Josh tried to lift up his legs so that he could kick her hands, but his leg muscles were too weak. The bright angry red scars that marred his youthful skin weren't easy to ignore. But the weakness in his legs was even worse. She hid her dismay at how little he could raise them upward. He would need a lot of work to get his strength back.
Good thing she had plenty of patience. Unlike his father.
"Let's try something else," she quickly improvised, since he couldn't kick the palms of her hands. She reached over to lift him up and quickly set him down on the floor before Dr. Morris could jump up to take over. She grabbed the red plastic ball again and placed it between Josh's feet. "Try and kick the ball sideways toward your other foot, but keep your leg straight like this." She gently moved his right leg, showing him what she wanted him to do.

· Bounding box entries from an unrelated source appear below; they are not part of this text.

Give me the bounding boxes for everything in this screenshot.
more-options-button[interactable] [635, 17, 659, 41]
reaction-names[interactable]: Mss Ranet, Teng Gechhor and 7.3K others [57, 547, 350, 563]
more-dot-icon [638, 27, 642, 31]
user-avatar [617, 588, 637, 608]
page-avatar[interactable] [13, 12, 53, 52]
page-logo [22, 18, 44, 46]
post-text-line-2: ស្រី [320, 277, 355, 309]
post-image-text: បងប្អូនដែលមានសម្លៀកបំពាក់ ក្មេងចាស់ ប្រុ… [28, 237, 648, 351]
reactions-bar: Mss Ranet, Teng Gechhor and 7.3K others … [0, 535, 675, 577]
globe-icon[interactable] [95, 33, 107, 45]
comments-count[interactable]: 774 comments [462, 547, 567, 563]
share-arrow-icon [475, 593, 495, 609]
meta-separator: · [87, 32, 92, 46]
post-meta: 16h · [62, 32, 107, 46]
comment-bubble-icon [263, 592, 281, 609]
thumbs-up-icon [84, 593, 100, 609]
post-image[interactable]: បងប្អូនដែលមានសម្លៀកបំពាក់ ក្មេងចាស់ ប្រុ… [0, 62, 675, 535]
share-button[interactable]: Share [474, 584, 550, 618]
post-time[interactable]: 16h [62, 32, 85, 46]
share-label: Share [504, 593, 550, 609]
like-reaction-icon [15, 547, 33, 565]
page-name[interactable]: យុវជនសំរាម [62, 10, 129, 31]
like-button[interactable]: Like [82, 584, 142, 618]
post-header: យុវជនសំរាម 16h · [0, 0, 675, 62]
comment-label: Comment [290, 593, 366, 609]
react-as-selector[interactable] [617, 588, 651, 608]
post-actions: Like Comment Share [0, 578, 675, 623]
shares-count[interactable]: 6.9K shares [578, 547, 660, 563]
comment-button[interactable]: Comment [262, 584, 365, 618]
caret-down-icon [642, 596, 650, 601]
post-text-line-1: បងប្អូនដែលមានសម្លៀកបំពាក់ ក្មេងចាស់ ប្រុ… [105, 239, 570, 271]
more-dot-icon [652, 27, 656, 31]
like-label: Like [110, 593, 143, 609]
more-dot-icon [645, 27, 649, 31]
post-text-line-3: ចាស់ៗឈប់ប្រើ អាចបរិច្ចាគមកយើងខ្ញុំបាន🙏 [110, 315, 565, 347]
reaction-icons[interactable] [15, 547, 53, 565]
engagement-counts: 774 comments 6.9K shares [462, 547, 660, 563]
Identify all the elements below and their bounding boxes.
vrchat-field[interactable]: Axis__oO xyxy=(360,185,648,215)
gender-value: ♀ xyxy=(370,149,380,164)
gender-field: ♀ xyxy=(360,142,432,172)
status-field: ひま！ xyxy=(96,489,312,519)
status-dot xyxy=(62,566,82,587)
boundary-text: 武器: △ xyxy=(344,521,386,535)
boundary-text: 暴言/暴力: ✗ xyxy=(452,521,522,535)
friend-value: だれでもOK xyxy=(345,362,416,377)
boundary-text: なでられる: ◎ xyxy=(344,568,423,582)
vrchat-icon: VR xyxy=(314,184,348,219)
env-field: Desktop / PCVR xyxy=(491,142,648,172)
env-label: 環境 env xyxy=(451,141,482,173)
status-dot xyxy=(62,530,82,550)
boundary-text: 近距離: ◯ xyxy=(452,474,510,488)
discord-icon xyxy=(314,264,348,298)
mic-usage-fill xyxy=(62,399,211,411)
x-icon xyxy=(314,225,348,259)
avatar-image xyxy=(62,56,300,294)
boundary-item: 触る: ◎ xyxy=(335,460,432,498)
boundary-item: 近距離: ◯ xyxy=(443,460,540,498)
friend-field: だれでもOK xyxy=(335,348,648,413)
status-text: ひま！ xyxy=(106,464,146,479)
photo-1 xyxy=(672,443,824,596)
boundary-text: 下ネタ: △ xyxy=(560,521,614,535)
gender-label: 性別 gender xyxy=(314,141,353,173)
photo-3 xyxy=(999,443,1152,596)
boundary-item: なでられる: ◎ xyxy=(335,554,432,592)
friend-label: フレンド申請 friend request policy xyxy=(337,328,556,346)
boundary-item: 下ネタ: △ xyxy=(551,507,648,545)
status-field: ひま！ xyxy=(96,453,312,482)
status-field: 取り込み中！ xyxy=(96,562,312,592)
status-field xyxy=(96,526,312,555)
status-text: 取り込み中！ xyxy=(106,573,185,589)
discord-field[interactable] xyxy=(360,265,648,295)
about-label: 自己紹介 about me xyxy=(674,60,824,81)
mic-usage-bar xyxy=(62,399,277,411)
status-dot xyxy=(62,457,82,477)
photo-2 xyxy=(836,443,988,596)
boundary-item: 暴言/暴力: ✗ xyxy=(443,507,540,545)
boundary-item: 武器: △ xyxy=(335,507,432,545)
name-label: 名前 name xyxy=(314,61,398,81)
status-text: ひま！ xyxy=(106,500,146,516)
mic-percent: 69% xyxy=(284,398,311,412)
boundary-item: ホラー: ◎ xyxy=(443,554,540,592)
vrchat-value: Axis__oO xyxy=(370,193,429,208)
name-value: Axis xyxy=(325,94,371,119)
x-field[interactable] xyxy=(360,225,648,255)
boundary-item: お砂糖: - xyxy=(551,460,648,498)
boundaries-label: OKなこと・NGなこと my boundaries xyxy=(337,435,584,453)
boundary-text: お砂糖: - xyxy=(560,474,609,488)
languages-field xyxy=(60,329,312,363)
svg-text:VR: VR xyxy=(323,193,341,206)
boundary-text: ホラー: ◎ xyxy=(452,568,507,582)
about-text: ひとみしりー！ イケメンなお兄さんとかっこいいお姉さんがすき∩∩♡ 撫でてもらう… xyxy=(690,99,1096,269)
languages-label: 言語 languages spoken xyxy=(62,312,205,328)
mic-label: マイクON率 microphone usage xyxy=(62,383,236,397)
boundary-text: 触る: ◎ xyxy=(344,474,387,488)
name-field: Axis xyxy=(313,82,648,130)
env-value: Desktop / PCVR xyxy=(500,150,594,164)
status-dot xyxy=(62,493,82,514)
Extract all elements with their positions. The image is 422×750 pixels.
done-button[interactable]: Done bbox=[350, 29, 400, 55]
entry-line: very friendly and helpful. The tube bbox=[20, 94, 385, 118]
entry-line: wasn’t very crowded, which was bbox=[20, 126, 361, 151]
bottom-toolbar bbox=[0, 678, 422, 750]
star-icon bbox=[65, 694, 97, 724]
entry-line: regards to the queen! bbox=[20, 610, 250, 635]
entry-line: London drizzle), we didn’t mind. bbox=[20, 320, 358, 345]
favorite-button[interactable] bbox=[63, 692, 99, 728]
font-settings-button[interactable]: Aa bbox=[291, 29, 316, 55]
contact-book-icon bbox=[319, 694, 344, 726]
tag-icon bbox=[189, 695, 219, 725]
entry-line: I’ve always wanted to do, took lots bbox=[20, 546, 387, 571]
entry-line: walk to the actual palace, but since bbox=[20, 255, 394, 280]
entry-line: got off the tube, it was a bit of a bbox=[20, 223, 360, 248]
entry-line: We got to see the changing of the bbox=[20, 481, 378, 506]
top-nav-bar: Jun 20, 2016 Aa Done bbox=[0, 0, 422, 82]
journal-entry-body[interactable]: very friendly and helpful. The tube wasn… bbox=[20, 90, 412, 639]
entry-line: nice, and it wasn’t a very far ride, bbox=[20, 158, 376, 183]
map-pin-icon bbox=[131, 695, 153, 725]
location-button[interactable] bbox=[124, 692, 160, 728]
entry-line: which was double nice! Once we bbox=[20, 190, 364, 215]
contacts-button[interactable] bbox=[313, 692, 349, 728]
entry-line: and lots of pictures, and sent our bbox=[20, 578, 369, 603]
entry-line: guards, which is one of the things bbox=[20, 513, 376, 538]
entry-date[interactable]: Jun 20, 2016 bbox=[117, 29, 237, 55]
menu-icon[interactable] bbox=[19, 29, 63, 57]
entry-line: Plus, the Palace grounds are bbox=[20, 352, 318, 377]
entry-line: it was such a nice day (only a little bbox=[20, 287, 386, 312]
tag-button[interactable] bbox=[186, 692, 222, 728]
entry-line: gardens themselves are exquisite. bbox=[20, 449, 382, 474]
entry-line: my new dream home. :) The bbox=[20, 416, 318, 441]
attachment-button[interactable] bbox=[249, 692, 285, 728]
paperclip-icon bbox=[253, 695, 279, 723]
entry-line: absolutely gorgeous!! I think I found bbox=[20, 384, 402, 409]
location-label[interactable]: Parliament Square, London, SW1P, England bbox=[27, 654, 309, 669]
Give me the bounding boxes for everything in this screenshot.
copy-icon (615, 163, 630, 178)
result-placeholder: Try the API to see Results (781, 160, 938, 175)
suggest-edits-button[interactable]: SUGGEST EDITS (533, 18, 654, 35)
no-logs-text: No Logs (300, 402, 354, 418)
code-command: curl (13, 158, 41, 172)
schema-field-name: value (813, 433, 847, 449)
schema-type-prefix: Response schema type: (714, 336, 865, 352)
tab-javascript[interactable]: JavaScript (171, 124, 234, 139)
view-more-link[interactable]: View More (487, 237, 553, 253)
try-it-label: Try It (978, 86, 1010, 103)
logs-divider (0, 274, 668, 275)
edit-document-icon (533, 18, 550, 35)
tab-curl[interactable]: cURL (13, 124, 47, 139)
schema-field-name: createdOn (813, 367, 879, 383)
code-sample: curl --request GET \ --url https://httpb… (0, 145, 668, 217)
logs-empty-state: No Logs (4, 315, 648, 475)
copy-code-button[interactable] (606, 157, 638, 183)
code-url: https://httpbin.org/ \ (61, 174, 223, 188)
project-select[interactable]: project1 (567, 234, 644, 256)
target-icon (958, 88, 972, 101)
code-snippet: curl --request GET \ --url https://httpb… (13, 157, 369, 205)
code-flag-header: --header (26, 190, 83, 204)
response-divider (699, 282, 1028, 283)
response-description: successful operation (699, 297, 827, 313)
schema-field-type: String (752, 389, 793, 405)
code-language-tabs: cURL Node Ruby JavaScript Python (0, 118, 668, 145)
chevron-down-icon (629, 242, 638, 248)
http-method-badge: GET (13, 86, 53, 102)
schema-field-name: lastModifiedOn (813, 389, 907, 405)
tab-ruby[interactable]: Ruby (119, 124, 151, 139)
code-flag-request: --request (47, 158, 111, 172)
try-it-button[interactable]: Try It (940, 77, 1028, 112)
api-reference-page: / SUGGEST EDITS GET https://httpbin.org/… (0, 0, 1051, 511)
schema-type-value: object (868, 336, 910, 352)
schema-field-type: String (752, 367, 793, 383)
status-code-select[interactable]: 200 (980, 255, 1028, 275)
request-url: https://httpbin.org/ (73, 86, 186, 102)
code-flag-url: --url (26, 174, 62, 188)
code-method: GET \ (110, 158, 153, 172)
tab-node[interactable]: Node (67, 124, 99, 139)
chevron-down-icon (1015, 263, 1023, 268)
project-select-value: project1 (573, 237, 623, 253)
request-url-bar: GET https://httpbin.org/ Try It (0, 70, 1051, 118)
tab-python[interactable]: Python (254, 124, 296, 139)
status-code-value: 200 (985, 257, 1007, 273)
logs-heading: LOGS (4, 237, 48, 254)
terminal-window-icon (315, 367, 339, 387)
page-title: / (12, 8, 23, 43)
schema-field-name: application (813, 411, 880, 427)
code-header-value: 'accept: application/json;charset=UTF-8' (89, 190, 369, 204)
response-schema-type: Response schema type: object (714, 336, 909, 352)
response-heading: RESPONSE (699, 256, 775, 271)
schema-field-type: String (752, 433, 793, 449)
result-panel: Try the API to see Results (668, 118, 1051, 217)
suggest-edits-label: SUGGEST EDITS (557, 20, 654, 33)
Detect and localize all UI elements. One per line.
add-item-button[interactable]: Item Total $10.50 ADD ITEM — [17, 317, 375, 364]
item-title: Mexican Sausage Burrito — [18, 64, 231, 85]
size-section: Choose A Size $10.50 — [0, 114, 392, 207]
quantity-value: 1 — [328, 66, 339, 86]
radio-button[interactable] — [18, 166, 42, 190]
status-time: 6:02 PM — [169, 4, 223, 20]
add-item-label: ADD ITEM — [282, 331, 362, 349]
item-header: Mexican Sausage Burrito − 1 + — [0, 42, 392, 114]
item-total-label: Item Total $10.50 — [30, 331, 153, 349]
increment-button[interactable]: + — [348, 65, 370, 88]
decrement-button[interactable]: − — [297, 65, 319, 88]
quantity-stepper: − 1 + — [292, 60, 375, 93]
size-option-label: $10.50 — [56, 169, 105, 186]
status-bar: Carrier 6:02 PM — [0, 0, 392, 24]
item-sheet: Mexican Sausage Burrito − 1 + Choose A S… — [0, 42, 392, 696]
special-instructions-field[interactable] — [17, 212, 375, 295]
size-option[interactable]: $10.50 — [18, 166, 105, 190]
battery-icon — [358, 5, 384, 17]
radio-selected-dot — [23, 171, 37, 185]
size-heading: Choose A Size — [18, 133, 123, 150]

Josh did as she asked, shifting his right leg enough to move the ball, although it went barely a few inches before rolling to a stop far away from his left foot.
"Great, that's wonderful, Josh." She quickly moved the ball so that it was located near his left foot. "Now, kick it back again."
He scrunched up his face with the effort to concentrate on doing what she'd asked. He tried a couple more times but only moved the ball scant inches. And suddenly he crumpled into tears. "I can't," he wailed. "I can't kick the b-ball!"
This time she did wrap her arms around him in comfort. How could she not? "Don't cry, please don't cry," she crooned softly. "You're doing very well, Josh. Remember how I said some of the games were hard? Believe me, very soon you'll be kicking that ball between your feet just fine. Just don't give up on me, okay? I promise we'll keep working on these games together. But I need you to do your part."